Teilt der Sachverständige Umstände nicht mit, die die fristgerechte Erstellung des Gutachtens in Frage stellen, erhält er gemäß § 8a Absatz 2 Satz 1 Nummer 1 des Justizvergütungs- und Entschädigungsgesetzes (JVEG) eine Vergütung nur insoweit, als seine Leistung bestimmungsgemäß verwertbar ist.

Die Mitteilungspflicht des Sachverständigen im neuen Absatz 2 veranlasst ihn, sich in einem frühen Stadium der Ernennung seiner Unparteilichkeit zu vergewissern oder aber diesbezügliche Probleme dem Gericht und den Parteien bzw. den Beteiligten anzuzeigen. Eine Überprüfung, ob es Interessenkonflikte gibt, die den Beweiswert eines gerichtlichen Gutachtens mindern oder ausschließen, obliegt im Zivilprozess nicht nur dem Gericht, sondern nach dem Beibringungsgrundsatz auch den Parteien selbst. Hat eine Partei bzw. ein Beteiligter im Laufe eines Prozesses Zweifel an der Unabhängigkeit und Unparteilichkeit eines Sachverständigen, so kann sie einen Sachverständigen nach § 406 ZPO wegen Besorgnis der Befangenheit ablehnen. Über das Gesuch entscheidet das Gericht. Wenn die Parteien bzw. die Beteiligten die Umstände, die eine mögliche Befangenheit begründen könnten, allerdings nicht kennen und auch nicht kennen können, da Vorbefassungen des Sachverständigen nicht immer publik gemacht werden, können sie dies dem Gericht nicht mitteilen. Ein Ablehnungsrecht geht ins Leere.
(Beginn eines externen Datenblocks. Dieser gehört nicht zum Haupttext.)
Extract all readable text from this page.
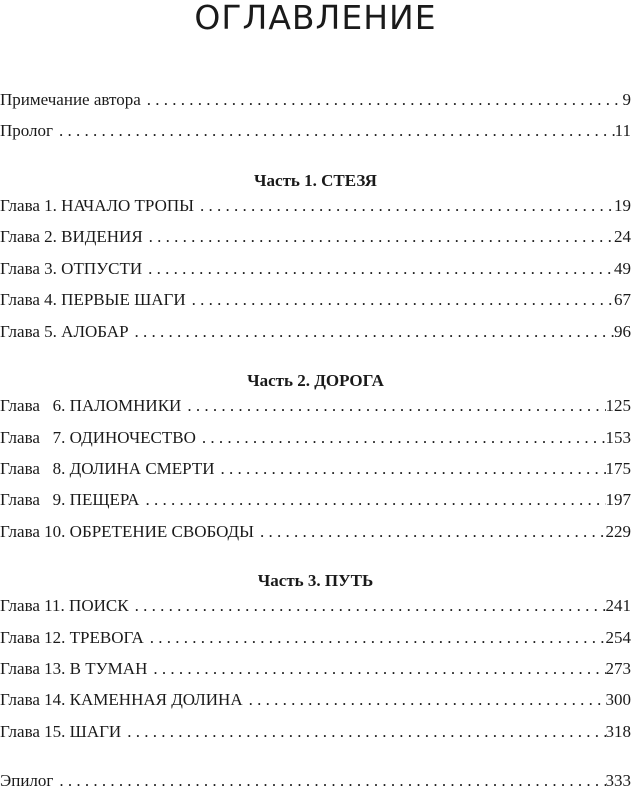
ОГЛАВЛЕНИЕ
Примечание автора . . .	9
Пролог . . .	11
Часть 1. СТЕЗЯ
Глава 1. НАЧАЛО ТРОПЫ . . .	19
Глава 2. ВИДЕНИЯ . . .	24
Глава 3. ОТПУСТИ . . .	49
Глава 4. ПЕРВЫЕ ШАГИ . . .	67
Глава 5. АЛОБАР . . .	96
Часть 2. ДОРОГА
Глава   6. ПАЛОМНИКИ . . .	125
Глава   7. ОДИНОЧЕСТВО . . .	153
Глава   8. ДОЛИНА СМЕРТИ . . .	175
Глава   9. ПЕЩЕРА . . .	197
Глава 10. ОБРЕТЕНИЕ СВОБОДЫ . . .	229
Часть 3. ПУТЬ
Глава 11. ПОИСК . . .	241
Глава 12. ТРЕВОГА . . .	254
Глава 13. В ТУМАН . . .	273
Глава 14. КАМЕННАЯ ДОЛИНА . . .	300
Глава 15. ШАГИ . . .	318
Эпилог . . .	333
Ein gerichtlicher Sachverständiger, der einen möglichen Interessenkonflikt durch eine Ernennung befürchtet, hat dies dem Gericht aus eigener Veranlassung und unverzüglich mitzuteilen. Das Gericht hat die dargelegten Gründe zu prüfen und gegebenenfalls einen anderen Sachverständigen zu ernennen. Dies ergibt sich jedoch nicht ausdrücklich aus dem Gesetz. Die Pflicht des Sachverständigen, sonstige Gründe mitzuteilen, die zu einer Entpflichtung von seiner Gutachtenserstattungspflicht führen können, wird von der Vorschrift des § 408 Absatz 1 Satz 2 ZPO vorausgesetzt. Verstößt der Sachverständige gegen die Pflicht zur Mitteilung von Interessenkonflikten, entfällt sein Vergütungsanspruch, es sei denn, er hat die Unterlassung nicht zu vertreten ( § 8a Absatz 1 JVEG). Auch wenn im Laufe der Begutachtung Umstände eintreten, die Zweifel an der Unabhängigkeit - und sei es im Rahmen der gemäß § 411 Absatz 2 Satz 2 ZPO gesetzten Nachfrist - begründen, hat der Sachverständige diese unverzüglich mitzuteilen.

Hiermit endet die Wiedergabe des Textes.